Position Proportion from top 5 clubs
Goalkeeper 33%
Defender 47%
Midfielder 53%
Forward 47%

Clearly, if we’re hedging our bets, we should be choosing a good portion of our midfielders and forwards from top 5 clubs. But what happens when we run out of money for the big-club players who typically cost more? At that point, we need to choose players based on their value.

If we plot the number of points each player accumulated over the course of last season against that player’s average price, we can get a sense of that player’s overall value. For example, below we can see the value graph for each midfielder who played at least 1000 minutes in the Premier League last year.


Any player above the regression line outperformed their expected value. That is, they scored more points than what could be expected based on the rest of the midfielders who played at least 1000 minutes. Even just eye-balling this graph, we can see that a much higher proportion of midfielders in the bottom 15 clubs were more valuable than expected compared to midfielders in the top 5 clubs.

In fact, midfielders in the bottom 15 clubs were 1.65 times as likely to exceed their expected value.

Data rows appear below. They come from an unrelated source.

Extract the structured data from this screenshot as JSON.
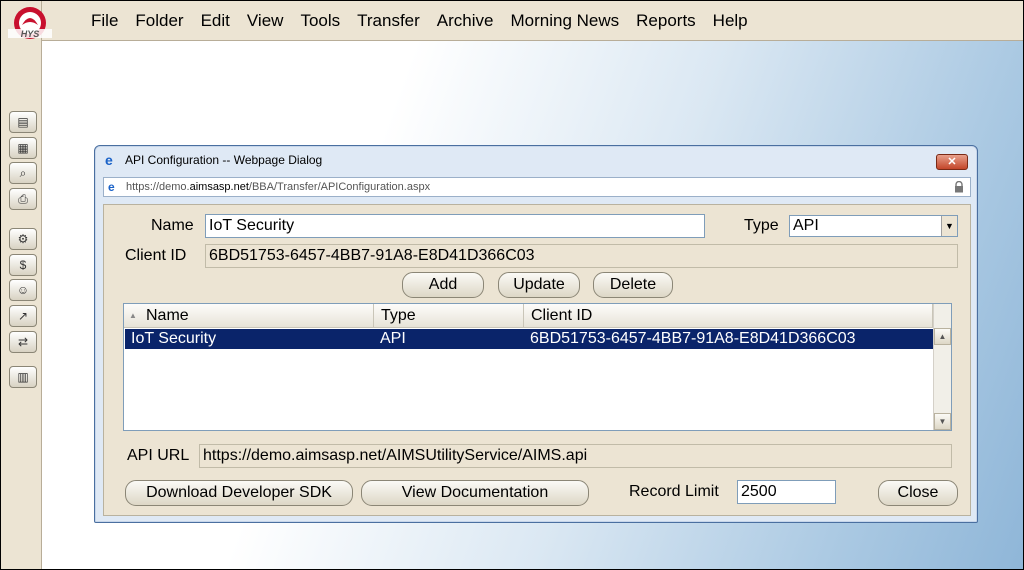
{
  "app": {
    "logo_text": "HYS"
  },
  "menubar": {
    "items": [
      "File",
      "Folder",
      "Edit",
      "View",
      "Tools",
      "Transfer",
      "Archive",
      "Morning News",
      "Reports",
      "Help"
    ]
  },
  "rail": {
    "icons": [
      "list-icon",
      "document-icon",
      "search-icon",
      "printer-icon",
      "settings-icon",
      "dollar-icon",
      "people-icon",
      "chart-icon",
      "transfer-icon",
      "report-icon"
    ]
  },
  "dialog": {
    "title": "API Configuration -- Webpage Dialog",
    "url_prefix": "https://demo.",
    "url_host": "aimsasp.net",
    "url_path": "/BBA/Transfer/APIConfiguration.aspx",
    "close_glyph": "✕",
    "name_label": "Name",
    "name_value": "IoT Security",
    "type_label": "Type",
    "type_value": "API",
    "client_id_label": "Client ID",
    "client_id_value": "6BD51753-6457-4BB7-91A8-E8D41D366C03",
    "add_label": "Add",
    "update_label": "Update",
    "delete_label": "Delete",
    "grid": {
      "columns": [
        "Name",
        "Type",
        "Client ID"
      ],
      "rows": [
        {
          "name": "IoT Security",
          "type": "API",
          "client_id": "6BD51753-6457-4BB7-91A8-E8D41D366C03"
        }
      ]
    },
    "api_url_label": "API URL",
    "api_url_value": "https://demo.aimsasp.net/AIMSUtilityService/AIMS.api",
    "download_sdk_label": "Download Developer SDK",
    "view_docs_label": "View Documentation",
    "record_limit_label": "Record Limit",
    "record_limit_value": "2500",
    "close_label": "Close"
  },
  "colors": {
    "selection": "#0a246a",
    "panel": "#ece4d3",
    "dialog_frame": "#dfe9f5"
  }
}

But that’s not even the largest discrepancy. No goalkeepers in the top 5 clubs were more valuable than expected. In contrast, forwards and defenders in the top 5 clubs were just as likely to exceed their expected value as those in the bottom 15 clubs. See the exact proportions of players that exceeded their expected values below.

Position Top 5 clubs Bottom 15 clubs
Goalkeeper 0% 37%
Defender 50% 51%
Midfielder 35% 58%
Forward 50% 50%

The results are pretty clear: when looking for value, we should pick midfielders and goalkeepers from the bottom 15 clubs. For defenders and forwards, it doesn’t matter which clubs you choose from when you’re looking for value.

Take home messages – building your squad

Forwards and midfielders give you the largest differential if you choose them wisely, so you ought to pick them first. Last year, half of the top 15 fantasy producers in both of these positions came from the top quarter of the table. Therefore, you should probably ensure that a decent portion of your midfielders and forwards are from top 5 clubs. If you’re strapped for cash and trying to choose an attacking player with good value, pick a midfielder from a bottom 15 club rather than a forward.

Choose your defenders next, as they provide the next largest differential if you choose them well. A defender from a top 5 club is just as likely to reach his expected value as a player from a bottom 15 club. So if you have cash leftover, choose defenders from top 5 clubs because they will get you a few more points. However, consider spending that extra cash on an upgrade for an attacking option rather than a more costly defender, as that will likely give you more points in the long run.

Goalkeepers don’t gain you as many points and a keeper from a top 5 club will not reach their expected value. Take a keeper from a bottom 15 club.

The wonderful (and frustrating) part of Fantasy Premier League is that no two seasons are alike and despite all our best efforts, we cannot predict what will happen any more than Arsène Wenger can predict when he’ll sign a transfer target. There is no right answer. All we can do is play the probability game.

Do these findings line up with your start-of-season methods for assembling your squad?